Elles sont interprétées par la jurisprudence dans leur plus grande latitude. La salle à boire d'un marchand de vin (tribunal de Paris, 24 octobre 1827). la boutique d'un restaurateur (Paris, 25 juin 1827) ; même les lieux qualifiés dépendances de la maison où se trouve le débiteur, tels que cours et jardins clos (Lyon , 10 juin 1824 ; Limoges, 7 mars 1828), ont été avec raison compris dans les mèmes termes. Il suit de là que, si l'huissier avait pénétré dans quelqu'un de ces endroits sans l'assistance du juge de paix , la résistance opposée par le débiteur qu'il voudrait contraindre à le suivre serait légitime , et , ne constituant pas la rébellion, n'emporterait pas les peines attachées à ce crime (arrêt de Lyon précité). Il faut toutefois ajouter que le débiteur devrait être poursuivi à raison des violences par lui exercées, mème en ce cas , envers l'huissier qui d'ailleurs n'en aurait commis aucune à son égard.
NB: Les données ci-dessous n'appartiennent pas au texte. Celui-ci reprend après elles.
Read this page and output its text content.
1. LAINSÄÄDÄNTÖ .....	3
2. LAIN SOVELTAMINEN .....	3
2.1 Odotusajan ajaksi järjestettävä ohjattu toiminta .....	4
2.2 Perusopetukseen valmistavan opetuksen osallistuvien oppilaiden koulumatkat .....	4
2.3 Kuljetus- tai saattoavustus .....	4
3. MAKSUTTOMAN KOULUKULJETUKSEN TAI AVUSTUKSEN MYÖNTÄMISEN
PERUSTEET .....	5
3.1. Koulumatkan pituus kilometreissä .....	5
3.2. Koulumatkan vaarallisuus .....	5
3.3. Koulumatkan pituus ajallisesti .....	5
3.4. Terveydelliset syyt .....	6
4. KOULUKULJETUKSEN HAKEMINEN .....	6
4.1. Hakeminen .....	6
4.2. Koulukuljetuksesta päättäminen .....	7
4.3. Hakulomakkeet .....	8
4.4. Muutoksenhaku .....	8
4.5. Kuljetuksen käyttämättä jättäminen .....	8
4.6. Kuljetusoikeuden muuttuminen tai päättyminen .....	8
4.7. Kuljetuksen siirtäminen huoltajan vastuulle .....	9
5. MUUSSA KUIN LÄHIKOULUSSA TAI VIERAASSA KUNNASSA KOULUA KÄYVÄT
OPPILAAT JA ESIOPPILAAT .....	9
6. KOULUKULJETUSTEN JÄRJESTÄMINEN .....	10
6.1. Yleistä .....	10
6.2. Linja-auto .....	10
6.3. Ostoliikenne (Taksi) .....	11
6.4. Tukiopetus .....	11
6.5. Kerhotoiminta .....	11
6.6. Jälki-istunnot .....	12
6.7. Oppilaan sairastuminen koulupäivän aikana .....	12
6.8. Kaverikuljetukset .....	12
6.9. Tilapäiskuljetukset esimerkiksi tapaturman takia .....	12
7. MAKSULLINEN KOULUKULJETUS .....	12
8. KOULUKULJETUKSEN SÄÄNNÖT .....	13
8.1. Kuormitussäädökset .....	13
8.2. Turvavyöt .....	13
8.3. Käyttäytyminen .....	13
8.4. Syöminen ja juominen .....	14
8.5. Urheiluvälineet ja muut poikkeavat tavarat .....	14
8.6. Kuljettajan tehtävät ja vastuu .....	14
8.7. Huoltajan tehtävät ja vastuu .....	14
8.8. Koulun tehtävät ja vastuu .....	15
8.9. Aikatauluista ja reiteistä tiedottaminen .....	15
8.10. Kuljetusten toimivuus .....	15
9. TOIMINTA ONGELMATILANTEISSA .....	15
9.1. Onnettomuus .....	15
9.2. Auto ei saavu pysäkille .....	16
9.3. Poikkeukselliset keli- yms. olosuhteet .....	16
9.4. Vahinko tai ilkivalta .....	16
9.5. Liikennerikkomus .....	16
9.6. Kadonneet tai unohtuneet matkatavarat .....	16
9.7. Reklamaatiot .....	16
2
La cour de Bastia, 26 août 1826(Sirey, t. 27, p. 201), a jugé avec raison que l'assistance du juge de paix, n'était pas nécessaire pour arrêter un débiteur dans un navire , que l'extension la plus indulgente ne pouvait aller jusqu'à faire considérer comme une maison.]

2649. Les gardes du commerce ont-ils besoin de la permission et de la présence du juge de paix , pour arréter un débiteur dans son domicile ou dans celui d'un tiers ?

D'après l'art. 15 du décret du 14 mars 1808, le débiteur peut être arrêté dans son domicile, sans qu'il soit besoin de la permission et de la présence du juge de paix, si ce n'est dans le cas où ce débiteur en refuserait l'entrée au garde. Mais de ce que ce décret ne fait d'exception à la règle générale , posée en l'art. 781 , qu'à l'égard de l'arrestation à faire au domicile même du débiteur, on doit en conclure qu'il faut appliquer cet article lorsqu'elle doit être faite dans une maison tierce. On ne considérerait pas comme maison tierce l'hôtel garni où le débiteur habiterait à titre de location. C'est ce qui a été jugé par arrèt de la cour de Paris du 4 janv. 1810 (Sirey, t. 15, 2°, p. 195). [Cette dernière solution est seule susceptible de quelque doute; il est bien difficile, en effet, de considérer comme domicile du débiteur l'hôtel garni où il s'est provisoirement logé. Mais cette expression ne doit pas être prise dans son sens le plus rigoureux. Toutes les fois qu'il est question de l'arrestation du débiteur , la loi doit naturellement considérer moins son domicile réel que sa résidence momentanée, et c'est en ce sens que nous avons expliqué certaines dispositions de l'article 780. C'est donc de la résidence qu'a voulu parler l'art. 15 du décret de 1808, et dès lors, sa disposition s'applique à toute maison que le débiteur habiterait, n'importe à quel titre, et qu'on ne saurait considérer, du moins quant au local qu'il occupe, comme maison tierce. Berriat , titre de la Contrainte par corps, note 9, et Coin-Delisle, Comm., p. 51, approuvent aussi la doctrine de cet arrêt.]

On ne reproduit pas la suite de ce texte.